Let’s explore each function step by step
explode():
- What it does:
explode() takes an array or map column and generates a new row for each non-empty element in it - What counts as non-empty?
The array or map should have at least one element, which can be a valid value, None (null), or an empty string (""). But if the array is completely empty (no elements at all), explode() will skip that row and not include it in the output. - Lets see it with below example
- Explanation
When you apply explode() on the array column, it creates separate rows for each element, including None and empty strings inside the arrays. But the row with "fabricofData" is left out because its array is empty.
explode_outer():
- How is it different?
explode_outer() works almost the same as explode(), but it does not drop rows with empty arrays. Instead, it includes those rows in the output, showing null where there are no elements. - When to use:?
Use explode_outer() if you want to keep rows that have empty or null arrays, instead of losing them. - Lets see it with below example
posexplode():
- What’s new here?
posexplode() also expands arrays like explode(), but it returns two pieces of information for each element:- The position (index) of the element in the array
- The element value itself
- How To use?
Because it returns two columns — position and value — you cannot use posexplode() inside withColumn(), which expects a single column as output. Instead, use it inside the select() function. - Important note:
Like explode(), posexplode() skips rows where the array is completely empty - Lets see it with below example
posexplode_outer():
- What does it do?
This function combines the features of posexplode() and explode_outer() — it returns both the element’s position and value, and it includes rows with empty or null arrays. - When to use:?
Use this when you need the position of each element and want to keep rows even if their arrays are empty. - Lets see it with below example
Summary:
Function | Keeps Empty Arrays? | Returns Position? | How to Use |
---|---|---|---|
explode() |
No | No | Use in withColumn() or select() to flatten arrays |
explode_outer() |
Yes | No | Keeps rows with empty arrays |
posexplode() |
No | Yes | Use in select() to get element and its position |
posexplode_outer() |
Yes | Yes | Use in select() and keep rows with empty arrays |
These functions make working with nested arrays and maps easier by flattening them into rows.
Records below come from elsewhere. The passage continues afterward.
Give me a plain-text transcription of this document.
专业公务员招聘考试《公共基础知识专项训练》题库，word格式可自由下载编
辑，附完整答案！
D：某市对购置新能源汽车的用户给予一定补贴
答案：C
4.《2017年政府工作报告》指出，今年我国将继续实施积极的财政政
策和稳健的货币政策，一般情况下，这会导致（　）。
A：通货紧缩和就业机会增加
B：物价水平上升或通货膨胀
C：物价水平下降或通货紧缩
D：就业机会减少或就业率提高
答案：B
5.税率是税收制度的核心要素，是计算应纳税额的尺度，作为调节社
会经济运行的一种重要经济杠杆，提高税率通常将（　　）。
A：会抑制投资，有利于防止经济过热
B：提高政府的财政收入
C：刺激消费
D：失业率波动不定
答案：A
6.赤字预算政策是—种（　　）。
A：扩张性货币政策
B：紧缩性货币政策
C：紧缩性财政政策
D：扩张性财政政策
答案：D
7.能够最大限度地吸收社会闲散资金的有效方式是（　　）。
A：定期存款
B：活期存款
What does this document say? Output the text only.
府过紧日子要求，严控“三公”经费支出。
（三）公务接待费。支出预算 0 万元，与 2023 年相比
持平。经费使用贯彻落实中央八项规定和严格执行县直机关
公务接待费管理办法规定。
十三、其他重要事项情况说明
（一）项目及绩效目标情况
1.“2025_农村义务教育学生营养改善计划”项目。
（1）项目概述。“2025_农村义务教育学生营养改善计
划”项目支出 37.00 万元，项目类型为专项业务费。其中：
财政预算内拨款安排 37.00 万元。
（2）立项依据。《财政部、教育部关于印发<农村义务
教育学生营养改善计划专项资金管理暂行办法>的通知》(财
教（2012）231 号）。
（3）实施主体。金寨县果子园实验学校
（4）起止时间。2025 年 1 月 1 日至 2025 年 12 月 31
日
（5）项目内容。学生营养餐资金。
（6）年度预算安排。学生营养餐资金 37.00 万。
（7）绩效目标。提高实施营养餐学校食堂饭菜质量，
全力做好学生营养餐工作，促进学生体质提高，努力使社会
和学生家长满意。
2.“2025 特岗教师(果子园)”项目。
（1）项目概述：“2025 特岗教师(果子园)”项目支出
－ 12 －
Choose the one that fits your needs based on whether you want to include empty arrays and whether you need the element positions
Complete Code
from pyspark.sql.functions import explode,explode_outer,posexplode,posexplode_outer
data = [
("James",["pyspark","Java","Scala",None,""]),
("Michael",[None]),
("Robert",[""]),
("FabricOfData",[])
]
schema = ["Name","Languages"]
df=spark.createDataFrame(data,schema)
#Explode
df_Explode = df.withColumn("Exploded_Language",explode("Languages"))
#Explode_Outer
df_Explode = df.withColumn("Exploded_Language",explode_outer("Languages"))
#posexplode
df_Explode = df.select("*",posexplode("Languages").alias("position","Value"))
#posexplode_outer
df_Explode = df.select("*",posexplode_outer("Languages").alias("position","Value"))
#showing the output
df_Explode.show(truncate=False)